Linux 5.3 Released
19 Sep 2019 tags: audit selinuxLinux v5.3 was released on Sunday, September 15, 2019, the SELinux and audit highlights are below:
SELinux
-
Allow zero-byte writes to the “keycreate” procfs attribute without requiring the “key:create” permission. This should make it easier for applications to reset the keycreate label.
-
Consistently log the “invalid_context” field in the SELINUX_ERR audit records as an untrusted string. This should result in better, more uniform audit logs.
-
Add support for the netlink RTM_NEWNEXTHOP, RTM_DELNEXTHOP, and RTM_GETNEXTHOP messages which are part of the network stack’s “nexthop” API.
-
The selinuxfs filesystem, commonly mounted on “/sys/fs/selinux”, was converted to use the new kernel mount API. This should not have any effect on userspace.
-
Explicitly use little-endian variables in some SELinux kernel functions to make it easier for the “sparse” tool to verify proper endian handling in the code.
-
Remove some BUG_ON()s that are no longer needed. This should have little to no effect, but it removes some dead code and potentially makes the kernel more robust in the face of error conditions (the error handlers are used instead of calling BUG_ON()).
Audit
-
When the audit daemon is sent a signal, ensure we deliver information about the signal sender even when syscall auditing is not supported and/or enabled (CONFIG_AUDIT_SYSCALL).
-
Add the ability to filter audit records based on network address family.
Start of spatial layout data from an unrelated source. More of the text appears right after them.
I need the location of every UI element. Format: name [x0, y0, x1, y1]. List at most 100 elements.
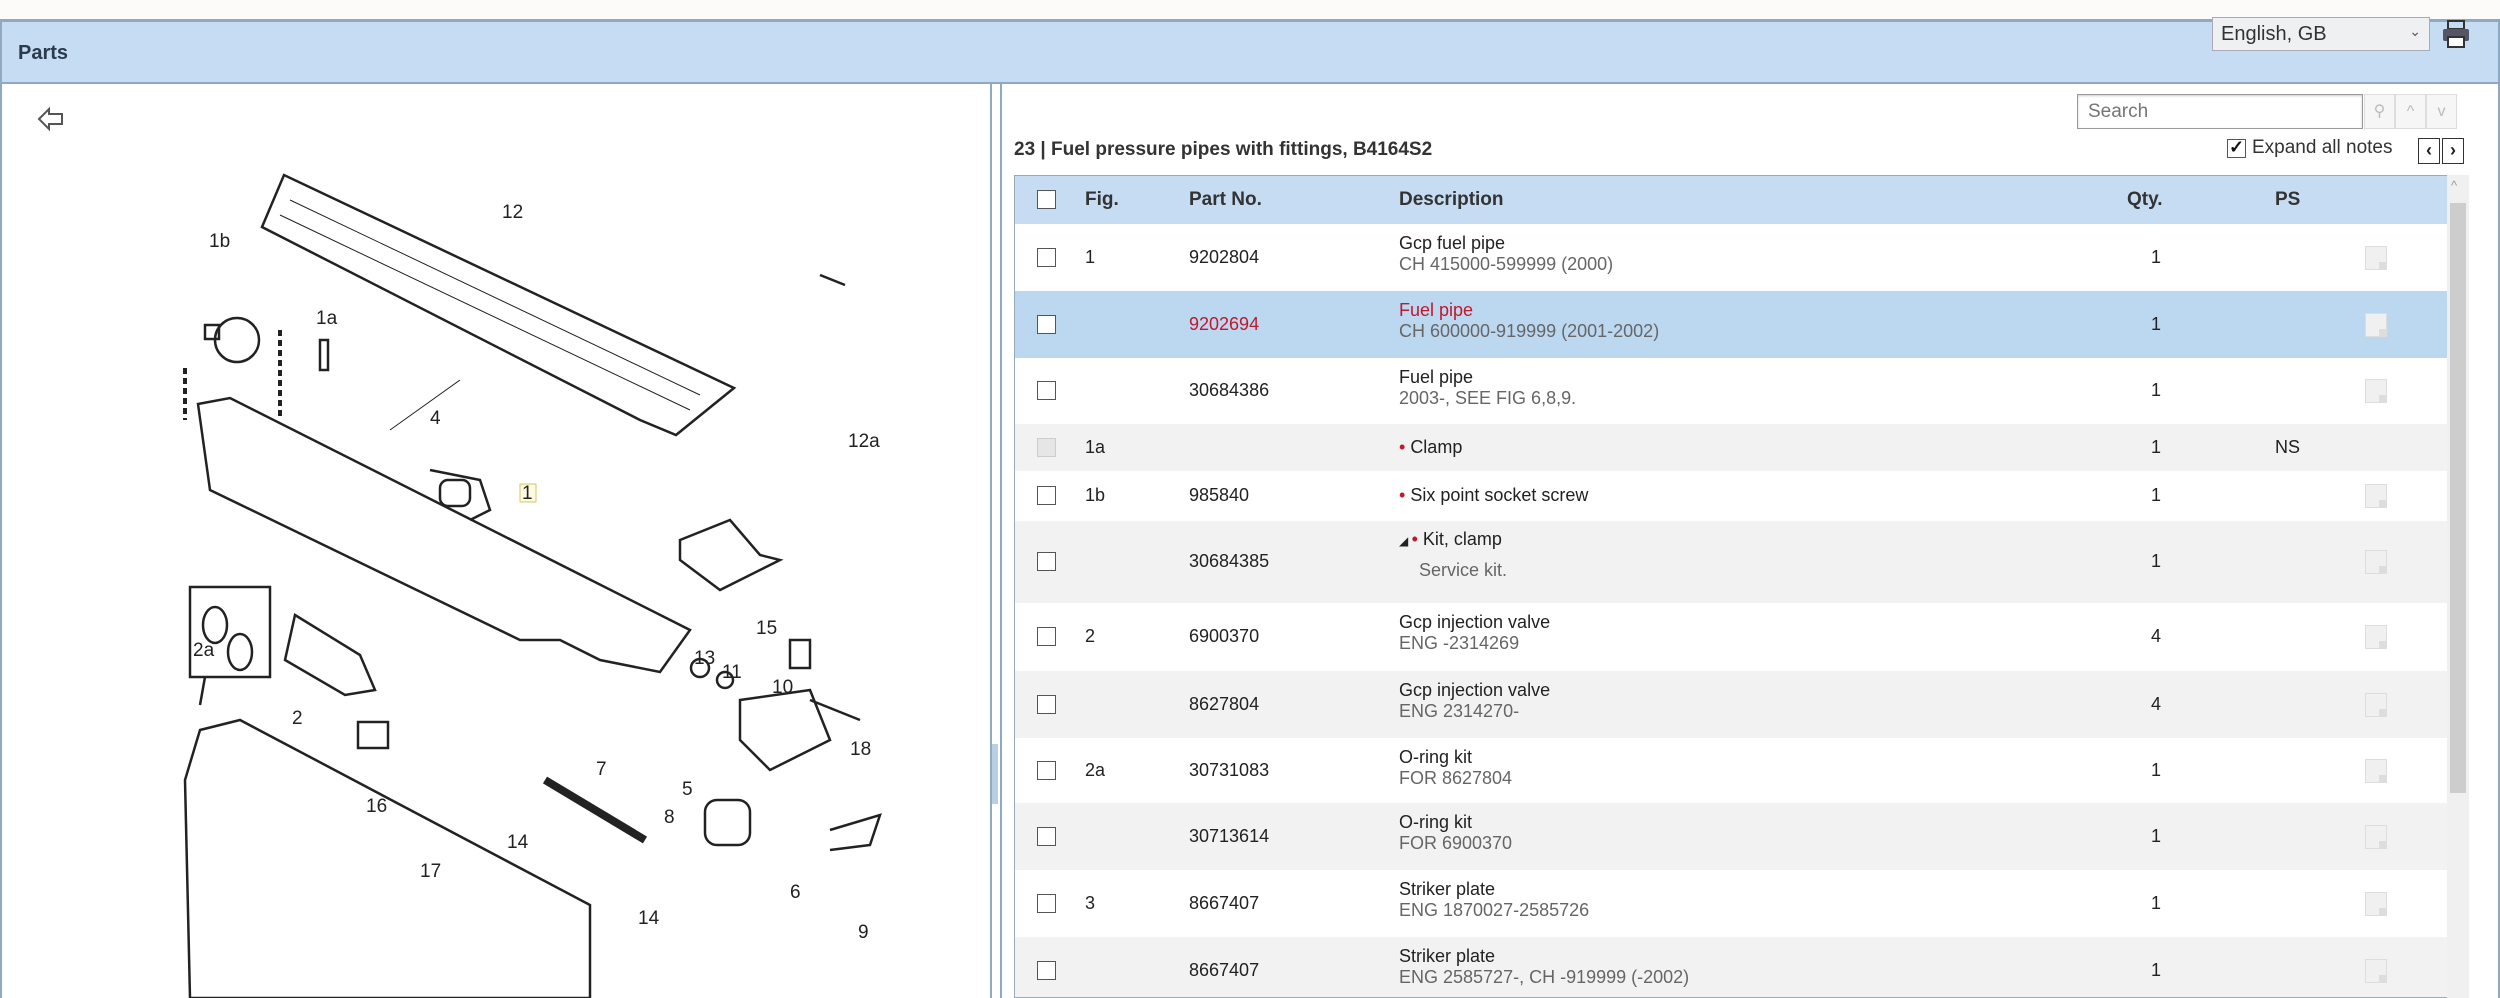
- col-fig[interactable]: Fig.: [1085, 189, 1119, 211]
- row-part-no[interactable]: 8667407: [1189, 893, 1259, 914]
- callout-14b[interactable]: 14: [638, 908, 660, 929]
- next-group-button[interactable]: ›: [2442, 138, 2464, 164]
- row-fig: 3: [1085, 892, 1096, 913]
- bullet-icon: •: [1411, 529, 1423, 549]
- callout-4[interactable]: 4: [430, 408, 441, 429]
- row-checkbox[interactable]: [1037, 694, 1056, 714]
- parts-diagram[interactable]: 12 1b 1a 4 12a 1 15 2a 2 13 11 10 18 5 7…: [0, 84, 990, 998]
- select-all-checkbox[interactable]: [1037, 190, 1056, 209]
- callout-14[interactable]: 14: [507, 832, 529, 853]
- row-part-no[interactable]: 30684386: [1189, 380, 1269, 401]
- note-icon[interactable]: [2365, 758, 2387, 783]
- row-part-no[interactable]: 9202694: [1189, 314, 1259, 335]
- prev-group-button[interactable]: ‹: [2418, 138, 2440, 164]
- panel-splitter[interactable]: [992, 84, 1000, 998]
- callout-11[interactable]: 11: [722, 662, 742, 683]
- row-fig: 2a: [1085, 759, 1106, 780]
- search-icon[interactable]: ⚲: [2364, 94, 2395, 129]
- col-description[interactable]: Description: [1399, 189, 1504, 211]
- table-row[interactable]: 8667407 Striker plate ENG 2585727-, CH -91…: [1015, 937, 2449, 997]
- note-icon[interactable]: [2365, 824, 2387, 849]
- callout-1b[interactable]: 1b: [209, 231, 230, 252]
- note-icon[interactable]: [2365, 625, 2387, 649]
- callout-9[interactable]: 9: [858, 922, 869, 943]
- scrollbar-thumb[interactable]: [2450, 203, 2466, 793]
- callout-18[interactable]: 18: [850, 739, 871, 760]
- table-row[interactable]: 8627804 Gcp injection valve ENG 2314270- 4: [1015, 671, 2449, 738]
- callout-1[interactable]: 1: [522, 483, 533, 504]
- note-icon[interactable]: [2365, 312, 2387, 337]
- row-fig: 1a: [1085, 436, 1106, 457]
- row-checkbox[interactable]: [1037, 247, 1056, 267]
- row-checkbox[interactable]: [1037, 893, 1056, 913]
- row-checkbox[interactable]: [1037, 826, 1056, 846]
- language-select[interactable]: English, GB ⌄: [2212, 17, 2430, 51]
- row-description: O-ring kit FOR 6900370: [1399, 812, 1512, 854]
- table-row[interactable]: 2 6900370 Gcp injection valve ENG -2314269 4: [1015, 603, 2449, 671]
- callout-10[interactable]: 10: [772, 677, 793, 698]
- callout-13[interactable]: 13: [694, 648, 715, 669]
- row-part-no[interactable]: 30713614: [1189, 826, 1269, 847]
- row-part-no[interactable]: 985840: [1189, 485, 1249, 506]
- callout-16[interactable]: 16: [366, 796, 387, 817]
- callout-1a[interactable]: 1a: [316, 308, 338, 329]
- bullet-icon: •: [1399, 485, 1411, 505]
- row-part-no[interactable]: 8627804: [1189, 694, 1259, 715]
- table-row[interactable]: 3 8667407 Striker plate ENG 1870027-2585726…: [1015, 870, 2449, 937]
- search-next-button[interactable]: v: [2426, 94, 2457, 129]
- row-checkbox[interactable]: [1037, 381, 1056, 400]
- callout-12a[interactable]: 12a: [848, 431, 880, 452]
- row-checkbox[interactable]: [1037, 960, 1056, 980]
- description-note: CH 415000-599999 (2000): [1399, 254, 1614, 274]
- row-part-no[interactable]: 9202804: [1189, 247, 1259, 268]
- table-row[interactable]: 2a 30731083 O-ring kit FOR 8627804 1: [1015, 738, 2449, 803]
- callout-7[interactable]: 7: [596, 759, 607, 780]
- callout-2a[interactable]: 2a: [193, 640, 215, 661]
- callout-12[interactable]: 12: [502, 202, 523, 223]
- expand-all-notes[interactable]: Expand all notes: [2227, 137, 2393, 159]
- print-icon[interactable]: [2440, 18, 2472, 50]
- description-name: Gcp injection valve: [1399, 612, 1551, 632]
- callout-2[interactable]: 2: [292, 708, 303, 729]
- table-row[interactable]: 1 9202804 Gcp fuel pipe CH 415000-599999 (2…: [1015, 224, 2449, 291]
- callout-15[interactable]: 15: [756, 618, 777, 639]
- row-checkbox[interactable]: [1037, 552, 1056, 571]
- row-part-no[interactable]: 30684385: [1189, 551, 1269, 572]
- table-row[interactable]: 9202694 Fuel pipe CH 600000-919999 (2001-2…: [1015, 291, 2449, 358]
- col-part-no[interactable]: Part No.: [1189, 189, 1262, 211]
- table-row[interactable]: 30713614 O-ring kit FOR 6900370 1: [1015, 803, 2449, 870]
- row-part-no[interactable]: 8667407: [1189, 960, 1259, 981]
- search-prev-button[interactable]: ^: [2395, 94, 2426, 129]
- scroll-up-icon[interactable]: ^: [2451, 178, 2457, 193]
- group-title: 23 | Fuel pressure pipes with fittings, …: [1014, 139, 1433, 160]
- table-row[interactable]: 30684385 ◢ • Kit, clamp Service kit. 1: [1015, 521, 2449, 603]
- col-ps[interactable]: PS: [2275, 189, 2300, 211]
- callout-8[interactable]: 8: [664, 807, 675, 828]
- search-input[interactable]: [2077, 94, 2363, 129]
- note-icon[interactable]: [2365, 891, 2387, 916]
- table-row[interactable]: 30684386 Fuel pipe 2003-, SEE FIG 6,8,9. 1: [1015, 358, 2449, 424]
- note-icon[interactable]: [2365, 484, 2387, 508]
- note-icon[interactable]: [2365, 550, 2387, 574]
- collapse-triangle-icon[interactable]: ◢: [1399, 534, 1412, 548]
- callout-17[interactable]: 17: [420, 861, 441, 882]
- note-icon[interactable]: [2365, 379, 2387, 403]
- table-row[interactable]: 1b 985840 • Six point socket screw 1: [1015, 471, 2449, 521]
- note-icon[interactable]: [2365, 245, 2387, 270]
- expand-all-notes-checkbox[interactable]: [2227, 137, 2246, 158]
- row-checkbox[interactable]: [1037, 760, 1056, 780]
- table-scrollbar[interactable]: ^: [2447, 175, 2469, 998]
- row-checkbox[interactable]: [1037, 486, 1056, 505]
- note-icon[interactable]: [2365, 958, 2387, 983]
- row-checkbox[interactable]: [1037, 314, 1056, 334]
- row-part-no[interactable]: 6900370: [1189, 626, 1259, 647]
- row-checkbox[interactable]: [1037, 437, 1056, 457]
- note-icon[interactable]: [2365, 692, 2387, 717]
- callout-5[interactable]: 5: [682, 779, 693, 800]
- table-row[interactable]: 1a • Clamp 1 NS: [1015, 424, 2449, 471]
- row-checkbox[interactable]: [1037, 627, 1056, 646]
- callout-6[interactable]: 6: [790, 882, 801, 903]
- splitter-grip[interactable]: [992, 744, 998, 804]
- row-part-no[interactable]: 30731083: [1189, 760, 1269, 781]
- col-qty[interactable]: Qty.: [2127, 189, 2163, 211]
This should be available via the “saddr_fam” filter field in the auditctl tool.
-
Cleanup and tighten the audit field filtering restrictions on string based fields. This should have little impact on applications or audit configurations as the changes should only effect filters that made little to no sense for string based fields.
-
Similar to the SELinux changes, remove some BUG_ON()s from the audit kernel code to eliminate dead code and improve the quality of the kernel.